Like many other fellow post-war babies, the Diaoyu Islands is an issue close to my heart. When the Defend Diaoyu Islands campaign first started in the early 1970s, I was teaching in the University of Hong Kong and was not directly involved in this student movement, but it hurt me knowing that some of my students were badly beaten up by the police during the demonstrations. Just before the handover, one of my students, Chan Yuk-cheung, drowned while swimming ashore one of the Diaoyu Islands.
These memories were sad, but sadder was the knowledge that such patriotic bravery and sacrifices were in fact meaningless as these incidents will not change anything. These are simply political statements from some helpless small folks who hate to see the loss of Chinese territory to Japan, which at that time would seem inevitable given the relative power of the two countries.

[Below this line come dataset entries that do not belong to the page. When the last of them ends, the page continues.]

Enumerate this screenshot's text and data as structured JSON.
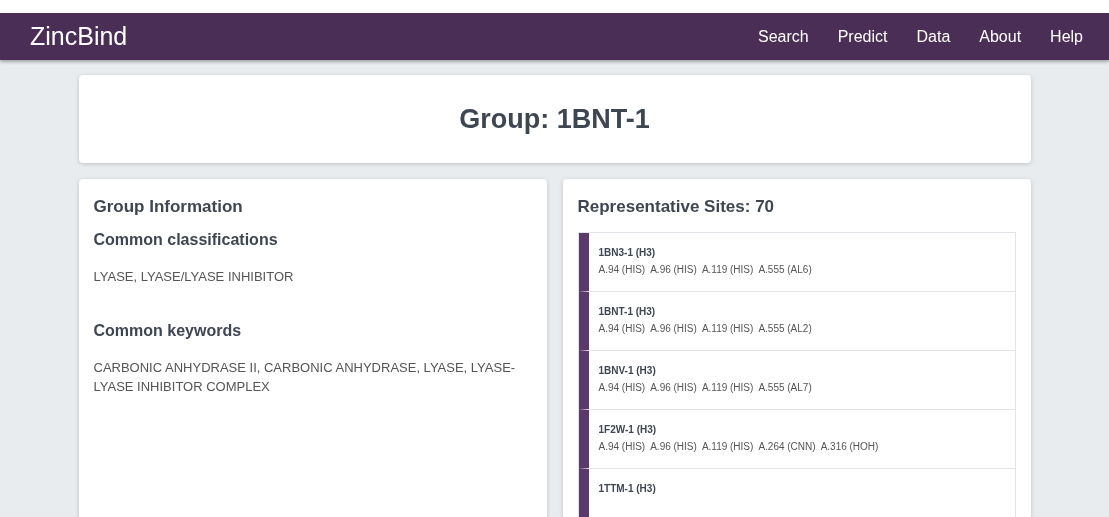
{
  "navbar": {
    "brand": "ZincBind",
    "links": [
      "Search",
      "Predict",
      "Data",
      "About",
      "Help"
    ]
  },
  "header": {
    "title": "Group: 1BNT-1"
  },
  "group_information": {
    "title": "Group Information",
    "sections": [
      {
        "heading": "Common classifications",
        "text": "LYASE, LYASE/LYASE INHIBITOR"
      },
      {
        "heading": "Common keywords",
        "text": "CARBONIC ANHYDRASE II, CARBONIC ANHYDRASE, LYASE, LYASE-LYASE INHIBITOR COMPLEX"
      }
    ]
  },
  "representative_sites": {
    "title": "Representative Sites: 70",
    "sites": [
      {
        "name": "1BN3-1 (H3)",
        "residues": [
          "A.94 (HIS)",
          "A.96 (HIS)",
          "A.119 (HIS)",
          "A.555 (AL6)"
        ]
      },
      {
        "name": "1BNT-1 (H3)",
        "residues": [
          "A.94 (HIS)",
          "A.96 (HIS)",
          "A.119 (HIS)",
          "A.555 (AL2)"
        ]
      },
      {
        "name": "1BNV-1 (H3)",
        "residues": [
          "A.94 (HIS)",
          "A.96 (HIS)",
          "A.119 (HIS)",
          "A.555 (AL7)"
        ]
      },
      {
        "name": "1F2W-1 (H3)",
        "residues": [
          "A.94 (HIS)",
          "A.96 (HIS)",
          "A.119 (HIS)",
          "A.264 (CNN)",
          "A.316 (HOH)"
        ]
      },
      {
        "name": "1TTM-1 (H3)"
      }
    ]
  }
}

There is a Chinese tradition of taking a long-term historical perspective. The map of China has expanded and contracted many times, and as long as we are still here fighting, one day the tide will turn.
I read with amusement recent events related to the Diaoyu Islands. It is now the Japanese turn to do silly and meaningless things: raising funds to purchase the islands, taking tours there, organising fishing contests, planning to inhabit and develop the islands. These are happening while Japanese ships were being turned away by Chinese frigates, while just a few years ago it was the other way round.
I can discern desperateness when I see it, and some Japanese are now clearly very desperate that, after 40 years, their attempt to grab the so-called Senkaku Islands is now destined to be foiled.
Knowing the Japanese psyche, there is real danger that some might attempt to perform really desperate acts dragging both countries into military conflict, even war. It is a very grave matter when the Japanese Prime Minister Yoshihiko Noda proclaims his intention to 'nationalise' or even buy part of the Senkaku Islands.
This is a serious provocation from the Japanese side, and China may well retaliate. A hundred years after a humiliating defeat by the Japanese navy, public sentiment in China is quite willing to have a face-off with Japan over the Diaoyu Islands for a vendetta. The situation is quite precarious.
It is more so when the US unwittingly jumped into these muddy waters and invoked its joint defence treaty with Japan. The Americans backed down when China took a tough stance in its stand-off with the Philippines in the South China Sea.
Japan will soon find out that when it comes to a real war with China, the US, which is still stuck in the Middle East and Afghanistan, cannot be counted on.
On its own, an island nation can never take on a continent and win. The longer the conflicts last, the more certain the result. Japan has tried 70 years ago but failed, and there is really no need to make the same mistake the second time.
Again, it is the Chinese who can afford a longer perspective because Japan has now clearly passed its prime and will weaken very rapidly, especially after the tsunami and the subsequent nuclear leak.
More importantly, there is really no point going to war over some remote islands even if there might be vast oil and gas reserves nearby. China has stressed time and again its willingness to co-develop these resources for mutual benefit, and the overall cost will be very much lower.
It is not in Japan's national interest, both in the long and short term, to contain China. If the Americans want to do so, let them do it on their own. Ever-aspiring Japan should not resign itself forever to being a pawn in America's hegemonic chessboard.
To resolve this contentious issue, both countries need to establish a creative solution. Should China and Japan jointly declare the islands together with surrounding waters a demilitarised zone, military conflict will immediately become a non-option and neither country will lose anything, and certainly not any face. They then will have to sit down and talk because this is the only option there.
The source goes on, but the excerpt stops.